Published: March 10, 2014
It’s that time of year in Minnesota when everyone has cabin fever. Every conversation is about the weather. Will it be above freezing from here on out or are we due for another plunge into the polar vortex? Is this year really the worst winter we’ve ever had? It sure feels like it. Meteorologists have developed a way to measure how bad a winter really feels: the Winter Misery Index. Known more formally as the Accumulated Winter Season Severity Index, the misery index takes into account temperature, snowfall, and snow depth to assign a score to each day of winter. The Twin Cities’ overall score for this winter—measured at the Minneapolis/St. Paul International Airport—was 194 points as of March 6 (and it isn’t over yet!).
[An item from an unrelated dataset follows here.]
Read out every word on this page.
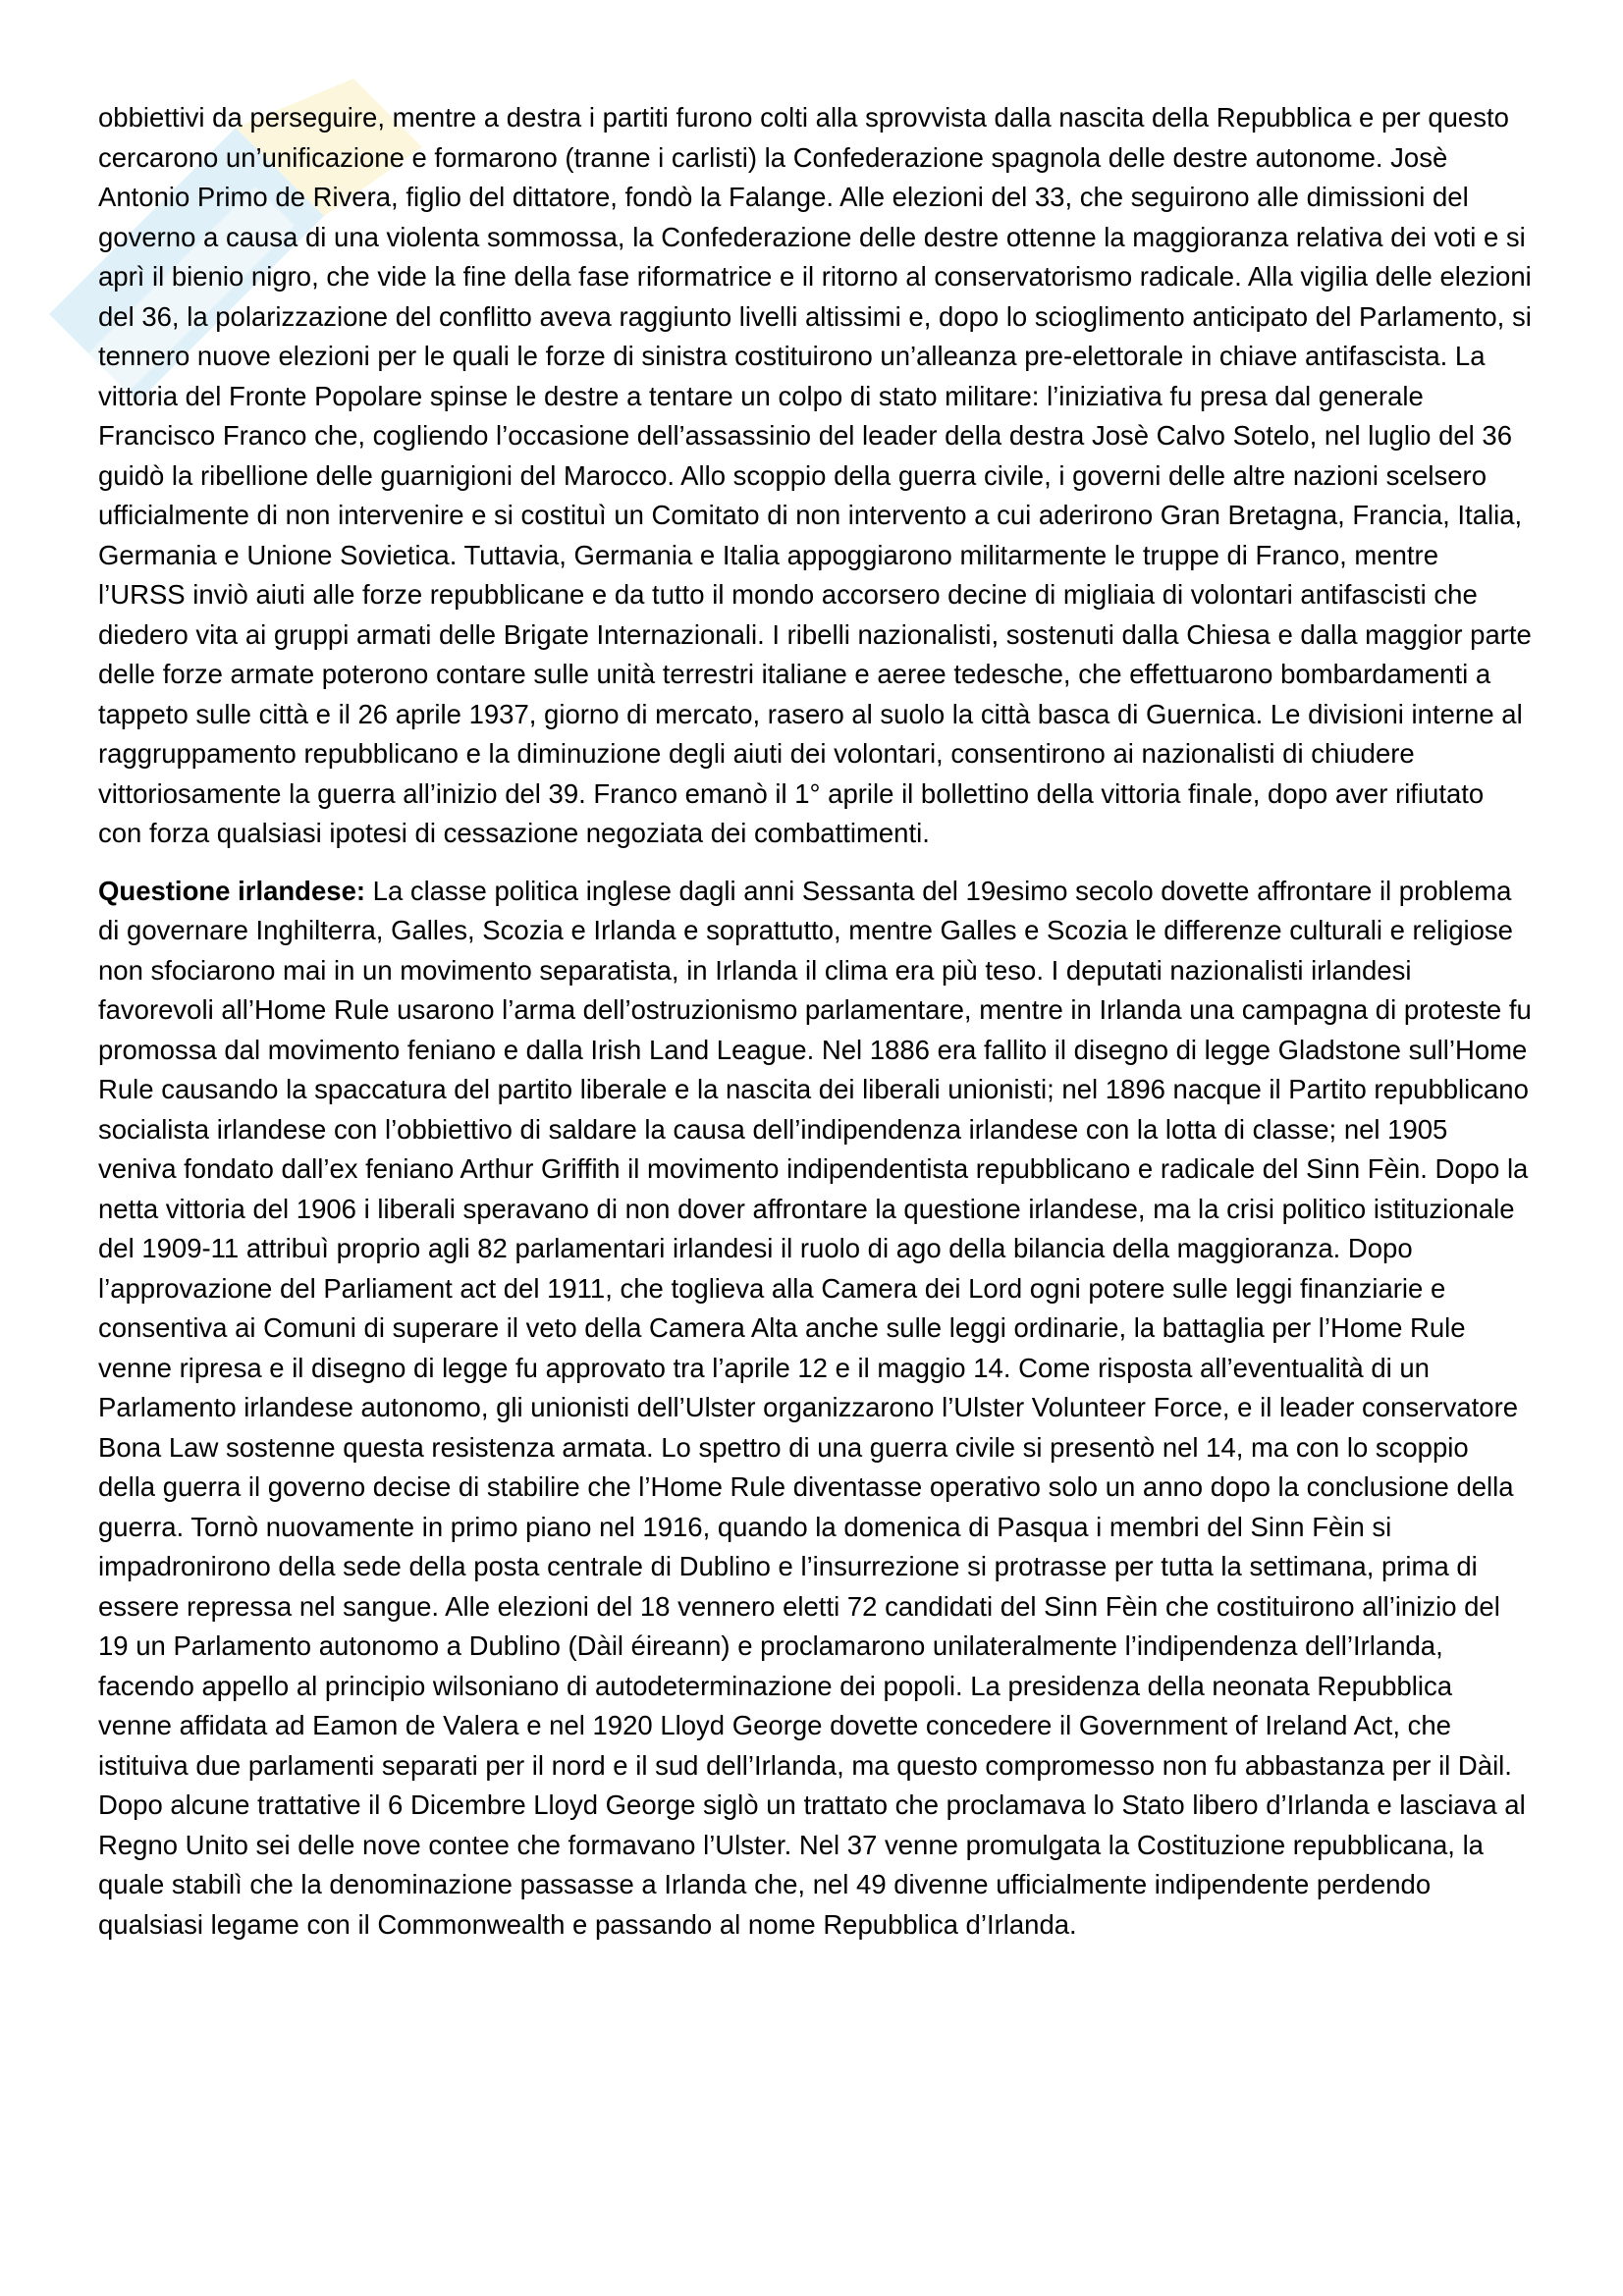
obbiettivi da perseguire, mentre a destra i partiti furono colti alla sprovvista dalla nascita della Repubblica e per questo cercarono un’unificazione e formarono (tranne i carlisti) la Confederazione spagnola delle destre autonome. Josè Antonio Primo de Rivera, figlio del dittatore, fondò la Falange. Alle elezioni del 33, che seguirono alle dimissioni del governo a causa di una violenta sommossa, la Confederazione delle destre ottenne la maggioranza relativa dei voti e si aprì il bienio nigro, che vide la fine della fase riformatrice e il ritorno al conservatorismo radicale. Alla vigilia delle elezioni del 36, la polarizzazione del conflitto aveva raggiunto livelli altissimi e, dopo lo scioglimento anticipato del Parlamento, si tennero nuove elezioni per le quali le forze di sinistra costituirono un’alleanza pre-elettorale in chiave antifascista. La vittoria del Fronte Popolare spinse le destre a tentare un colpo di stato militare: l’iniziativa fu presa dal generale Francisco Franco che, cogliendo l’occasione dell’assassinio del leader della destra Josè Calvo Sotelo, nel luglio del 36 guidò la ribellione delle guarnigioni del Marocco. Allo scoppio della guerra civile, i governi delle altre nazioni scelsero ufficialmente di non intervenire e si costituì un Comitato di non intervento a cui aderirono Gran Bretagna, Francia, Italia, Germania e Unione Sovietica. Tuttavia, Germania e Italia appoggiarono militarmente le truppe di Franco, mentre l’URSS inviò aiuti alle forze repubblicane e da tutto il mondo accorsero decine di migliaia di volontari antifascisti che diedero vita ai gruppi armati delle Brigate Internazionali. I ribelli nazionalisti, sostenuti dalla Chiesa e dalla maggior parte delle forze armate poterono contare sulle unità terrestri italiane e aeree tedesche, che effettuarono bombardamenti a tappeto sulle città e il 26 aprile 1937, giorno di mercato, rasero al suolo la città basca di Guernica. Le divisioni interne al raggruppamento repubblicano e la diminuzione degli aiuti dei volontari, consentirono ai nazionalisti di chiudere vittoriosamente la guerra all’inizio del 39. Franco emanò il 1° aprile il bollettino della vittoria finale, dopo aver rifiutato con forza qualsiasi ipotesi di cessazione negoziata dei combattimenti.

Questione irlandese: La classe politica inglese dagli anni Sessanta del 19esimo secolo dovette affrontare il problema di governare Inghilterra, Galles, Scozia e Irlanda e soprattutto, mentre Galles e Scozia le differenze culturali e religiose non sfociarono mai in un movimento separatista, in Irlanda il clima era più teso. I deputati nazionalisti irlandesi favorevoli all’Home Rule usarono l’arma dell’ostruzionismo parlamentare, mentre in Irlanda una campagna di proteste fu promossa dal movimento feniano e dalla Irish Land League. Nel 1886 era fallito il disegno di legge Gladstone sull’Home Rule causando la spaccatura del partito liberale e la nascita dei liberali unionisti; nel 1896 nacque il Partito repubblicano socialista irlandese con l’obbiettivo di saldare la causa dell’indipendenza irlandese con la lotta di classe; nel 1905 veniva fondato dall’ex feniano Arthur Griffith il movimento indipendentista repubblicano e radicale del Sinn Fèin. Dopo la netta vittoria del 1906 i liberali speravano di non dover affrontare la questione irlandese, ma la crisi politico istituzionale del 1909-11 attribuì proprio agli 82 parlamentari irlandesi il ruolo di ago della bilancia della maggioranza. Dopo l’approvazione del Parliament act del 1911, che toglieva alla Camera dei Lord ogni potere sulle leggi finanziarie e consentiva ai Comuni di superare il veto della Camera Alta anche sulle leggi ordinarie, la battaglia per l’Home Rule venne ripresa e il disegno di legge fu approvato tra l’aprile 12 e il maggio 14. Come risposta all’eventualità di un Parlamento irlandese autonomo, gli unionisti dell’Ulster organizzarono l’Ulster Volunteer Force, e il leader conservatore Bona Law sostenne questa resistenza armata. Lo spettro di una guerra civile si presentò nel 14, ma con lo scoppio della guerra il governo decise di stabilire che l’Home Rule diventasse operativo solo un anno dopo la conclusione della guerra. Tornò nuovamente in primo piano nel 1916, quando la domenica di Pasqua i membri del Sinn Fèin si impadronirono della sede della posta centrale di Dublino e l’insurrezione si protrasse per tutta la settimana, prima di essere repressa nel sangue. Alle elezioni del 18 vennero eletti 72 candidati del Sinn Fèin che costituirono all’inizio del 19 un Parlamento autonomo a Dublino (Dàil éireann) e proclamarono unilateralmente l’indipendenza dell’Irlanda, facendo appello al principio wilsoniano di autodeterminazione dei popoli. La presidenza della neonata Repubblica venne affidata ad Eamon de Valera e nel 1920 Lloyd George dovette concedere il Government of Ireland Act, che istituiva due parlamenti separati per il nord e il sud dell’Irlanda, ma questo compromesso non fu abbastanza per il Dàil. Dopo alcune trattative il 6 Dicembre Lloyd George siglò un trattato che proclamava lo Stato libero d’Irlanda e lasciava al Regno Unito sei delle nove contee che formavano l’Ulster. Nel 37 venne promulgata la Costituzione repubblicana, la quale stabilì che la denominazione passasse a Irlanda che, nel 49 divenne ufficialmente indipendente perdendo qualsiasi legame con il Commonwealth e passando al nome Repubblica d’Irlanda.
How does that measure up to years past?
If you’re under 30, you’ve probably never lived through a winter as severe as this one. The winters of the late 1970s and early 1980s were comparable to this year, according to the National Weather Service. But the most severe winter was actually 97 years ago. Woodrow Wilson was president, and Europe was in the middle of World War I. The winter of 1916-17 scored a whopping 305 points on the misery index with 55 days that saw low temperatures below zero. Keep track of Minnesota’s misery points on the Department of Natural Resources’ website.
1917 actually boasts another record: the highest temperature ever recorded in Minnesota was 114 degrees Fahrenheit on July 29 in Beardsley!
And with all the school closings and delays because of cold, ice, and snow, at least it wasn’t as bad as 1888’s infamous Schoolhouse Blizzard. This major storm affected South Dakota, North Dakota, Nebraska, Minnesota, Montana, Wyoming and Idaho, some of which were still only United States territories at the time. On January 12, 1888, the temperature fell from 74F to -40F in a matter of hours; many people—including children attending one-room schoolhouses, where the disaster gets its name—were trapped by the blizzard and around two hundred lost their lives.
Keep in mind that just because we’re shivering here in Minnesota doesn’t mean the rest of the hemisphere is doing the same. That’s the thing about this winter—it’s been miserable, but we haven’t broken any cold-temperature records. Some lakes in Alaska have gone unfrozen, and in the rest of the world, this past January was the fourth warmest in recorded history.